The Militia (Ireland) Act 1809 (49 Geo. 3. c. 120) was an act of the Parliament of the United Kingdom that consolidated enactments related to the militia in Ireland.

=== Repealed enactments ===
Section 1 of the act repealed 9 enactments, listed in that section. The repeal did not affect the operation of any of the repealed acts so far as they repealed a former act or acts of Parliament, any proceeding for the punishment of an offence committed against any of the repealed acts before the commencement of this act, or the validity of any commission, deputation, appointment or enrolment of an officer, non-commissioned officer, drummer or private made under the repealed acts, all of which continued in full force and effect, with every person so commissioned or enrolled continuing to serve in the militia, as if this act had not been passed.

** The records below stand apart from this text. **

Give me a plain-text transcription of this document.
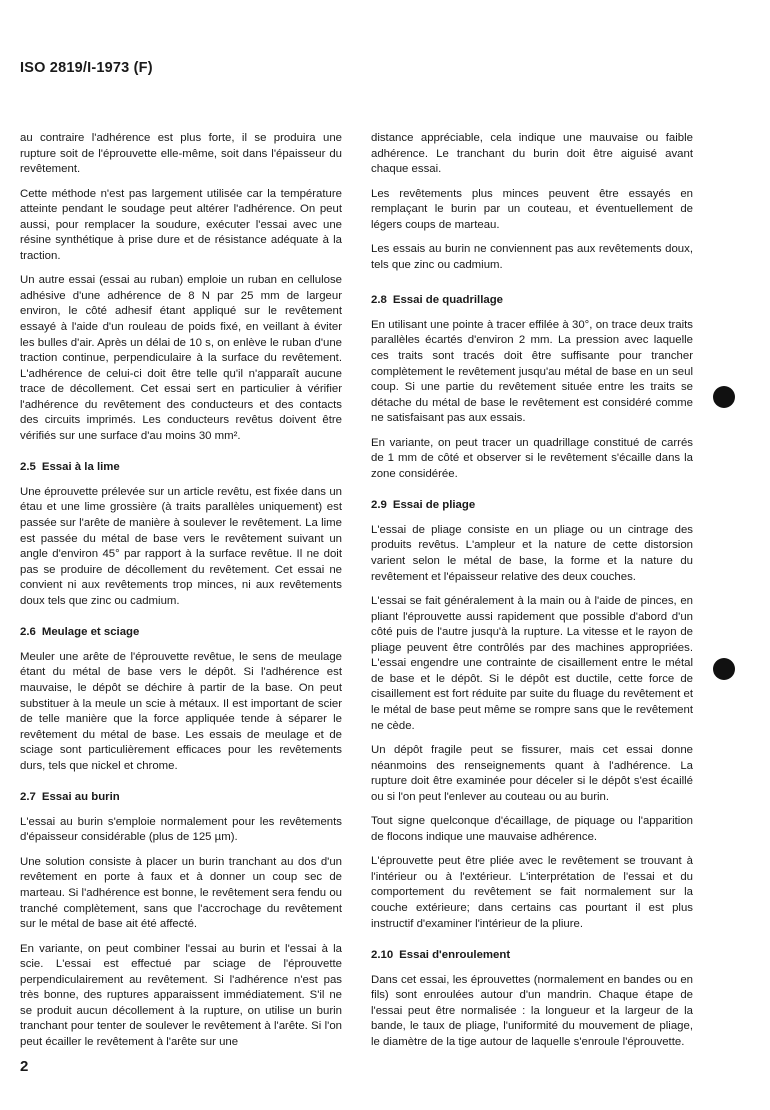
ISO 2819/I-1973 (F)

au contraire l'adhérence est plus forte, il se produira une rupture soit de l'éprouvette elle-même, soit dans l'épaisseur du revêtement.

Cette méthode n'est pas largement utilisée car la température atteinte pendant le soudage peut altérer l'adhérence. On peut aussi, pour remplacer la soudure, exécuter l'essai avec une résine synthétique à prise dure et de résistance adéquate à la traction.

Un autre essai (essai au ruban) emploie un ruban en cellulose adhésive d'une adhérence de 8 N par 25 mm de largeur environ, le côté adhesif étant appliqué sur le revêtement essayé à l'aide d'un rouleau de poids fixé, en veillant à éviter les bulles d'air. Après un délai de 10 s, on enlève le ruban d'une traction continue, perpendiculaire à la surface du revêtement. L'adhérence de celui-ci doit être telle qu'il n'apparaît aucune trace de décollement. Cet essai sert en particulier à vérifier l'adhérence du revêtement des conducteurs et des contacts des circuits imprimés. Les conducteurs revêtus doivent être vérifiés sur une surface d'au moins 30 mm².

2.5 Essai à la lime

Une éprouvette prélevée sur un article revêtu, est fixée dans un étau et une lime grossière (à traits parallèles uniquement) est passée sur l'arête de manière à soulever le revêtement. La lime est passée du métal de base vers le revêtement suivant un angle d'environ 45° par rapport à la surface revêtue. Il ne doit pas se produire de décollement du revêtement. Cet essai ne convient ni aux revêtements trop minces, ni aux revêtements doux tels que zinc ou cadmium.

2.6 Meulage et sciage

Meuler une arête de l'éprouvette revêtue, le sens de meulage étant du métal de base vers le dépôt. Si l'adhérence est mauvaise, le dépôt se déchire à partir de la base. On peut substituer à la meule un scie à métaux. Il est important de scier de telle manière que la force appliquée tende à séparer le revêtement du métal de base. Les essais de meulage et de sciage sont particulièrement efficaces pour les revêtements durs, tels que nickel et chrome.

2.7 Essai au burin

L'essai au burin s'emploie normalement pour les revêtements d'épaisseur considérable (plus de 125 µm).

Une solution consiste à placer un burin tranchant au dos d'un revêtement en porte à faux et à donner un coup sec de marteau. Si l'adhérence est bonne, le revêtement sera fendu ou tranché complètement, sans que l'accrochage du revêtement sur le métal de base ait été affecté.

En variante, on peut combiner l'essai au burin et l'essai à la scie. L'essai est effectué par sciage de l'éprouvette perpendiculairement au revêtement. Si l'adhérence n'est pas très bonne, des ruptures apparaissent immédiatement. S'il ne se produit aucun décollement à la rupture, on utilise un burin tranchant pour tenter de soulever le revêtement à l'arête. Si l'on peut écailler le revêtement à l'arête sur une

distance appréciable, cela indique une mauvaise ou faible adhérence. Le tranchant du burin doit être aiguisé avant chaque essai.

Les revêtements plus minces peuvent être essayés en remplaçant le burin par un couteau, et éventuellement de légers coups de marteau.

Les essais au burin ne conviennent pas aux revêtements doux, tels que zinc ou cadmium.

2.8 Essai de quadrillage

En utilisant une pointe à tracer effilée à 30°, on trace deux traits parallèles écartés d'environ 2 mm. La pression avec laquelle ces traits sont tracés doit être suffisante pour trancher complètement le revêtement jusqu'au métal de base en un seul coup. Si une partie du revêtement située entre les traits se détache du métal de base le revêtement est considéré comme ne satisfaisant pas aux essais.

En variante, on peut tracer un quadrillage constitué de carrés de 1 mm de côté et observer si le revêtement s'écaille dans la zone considérée.

2.9 Essai de pliage

L'essai de pliage consiste en un pliage ou un cintrage des produits revêtus. L'ampleur et la nature de cette distorsion varient selon le métal de base, la forme et la nature du revêtement et l'épaisseur relative des deux couches.

L'essai se fait généralement à la main ou à l'aide de pinces, en pliant l'éprouvette aussi rapidement que possible d'abord d'un côté puis de l'autre jusqu'à la rupture. La vitesse et le rayon de pliage peuvent être contrôlés par des machines appropriées. L'essai engendre une contrainte de cisaillement entre le métal de base et le dépôt. Si le dépôt est ductile, cette force de cisaillement est fort réduite par suite du fluage du revêtement et le métal de base peut même se rompre sans que le revêtement ne cède.

Un dépôt fragile peut se fissurer, mais cet essai donne néanmoins des renseignements quant à l'adhérence. La rupture doit être examinée pour déceler si le dépôt s'est écaillé ou si l'on peut l'enlever au couteau ou au burin.

Tout signe quelconque d'écaillage, de piquage ou l'apparition de flocons indique une mauvaise adhérence.

L'éprouvette peut être pliée avec le revêtement se trouvant à l'intérieur ou à l'extérieur. L'interprétation de l'essai et du comportement du revêtement se fait normalement sur la couche extérieure; dans certains cas pourtant il est plus instructif d'examiner l'intérieur de la pliure.

2.10 Essai d'enroulement

Dans cet essai, les éprouvettes (normalement en bandes ou en fils) sont enroulées autour d'un mandrin. Chaque étape de l'essai peut être normalisée : la longueur et la largeur de la bande, le taux de pliage, l'uniformité du mouvement de pliage, le diamètre de la tige autour de laquelle s'enroule l'éprouvette.

2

| Citation | Short title | Description | Extent of repeal |
|---|---|---|---|
| 33 Geo. 3. c. 22 (I) | Militia Act (Ireland) 1793 | An Act for amending and reducing into one Act of Parliament, the Laws relating to the Militia in Ireland. | The whole act. |
| 35 Geo. 3. c. 8 (I) | Militia (No. 2) Act (Ireland) 1795 | An Act to explain and amend an Act, passed in the Thirty-third Year of the Reign of His present Majesty, entitled, "An Act for amending and reducing into one Act of Parliament, the Laws relating to the Militia of Ireland." | The whole act. |
| 36 Geo. 3. c. 33 (I) | Militia (No. 2) Act (Ireland) 1796 | An Act to further explain and amend an act passed in the 33rd year of his majesty's reign, entitled, "An Act for amending and reducing into one act of parliament the laws relating to the militia of Ireland," and also an act passed in the 35th year of his majesty's reign, entitled, "An Act to explain and amend an act passed in the 33rd year of his majesty's reign." | The whole act. |
| 37 Geo. 3. c. 19 (I) | Militia (No. 2) Act (Ireland) 1797 | An Act to explain and amend the laws now in force relating to the militia of this kingdom. | The whole act. |
| 38 Geo. 3. c. 62 (I) | Militia (No. 2) Act (Ireland) 1798 | An Act to further explain and amend the laws now in force relating to the militia of this kingdom. | The whole act. |
| 40 Geo. 3. c. 1 (I) | Militia Act (Ireland) 1800 | An Act for enabling his Majesty to accept the Services of Volunteers from the Militia under certain Restrictions, and for amending the Law relative to the Militia of Ireland. | So much as remained in force immediately before the passing of this act. |
| 40 Geo. 3. c. 92 (I) | Militia (No. 3) Act (Ireland) 1800 | An Act for amending an Act passed in this Kingdom in the Thirty-third Year of his Majesty's Reign, entitled, "An Act for amending and reducing into one Act of Parliament, the Laws relating to the Militia in Ireland." | The whole act. |
| 41 Geo. 3. c. 6 | Militia (Ireland) Act 1801 | An Act for increasing the number of field officers of the several regiments of militia in Ireland. | The whole act. |
| 42 Geo. 3. c. 109 | Militia (Ireland) (No. 1) Act 1802 | An Act for authorizing and rendering valid the Discharge of certain Militia Men in Ireland, and for giving Indemnity to the several Counties and Places in Ireland, which may incur any Expence in consequence of the Discharge of certain Militia Men. | The whole act, except so much as relates to militia men discharged before the passing of this act. |

== Subsequent developments ==
The whole act, except so much of section 74 as prescribed the appointment of clerks to general meetings, was repealed by section 4 of, and the second schedule to, the Territorial Army and Militia Act 1921 (11 & 12 Geo. 5. c. 37), which came into operation on 1 October 1921.

The surviving part of section 74 was in turn repealed, in Northern Ireland only, by article 7(2) of, and the schedule to, the Northern Ireland (Lieutenancy) Order 1975 (SI 1975/156), which came into operation on 6 March 1975. The act was also amended by the Militia (Ireland) Act 1814, the Statute Law Revision Act 1872 (No. 2), the Statute Law Revision Act 1873, the Militia (Voluntary Enlistment) Act 1875 and the Statute Law Revision Act 1888.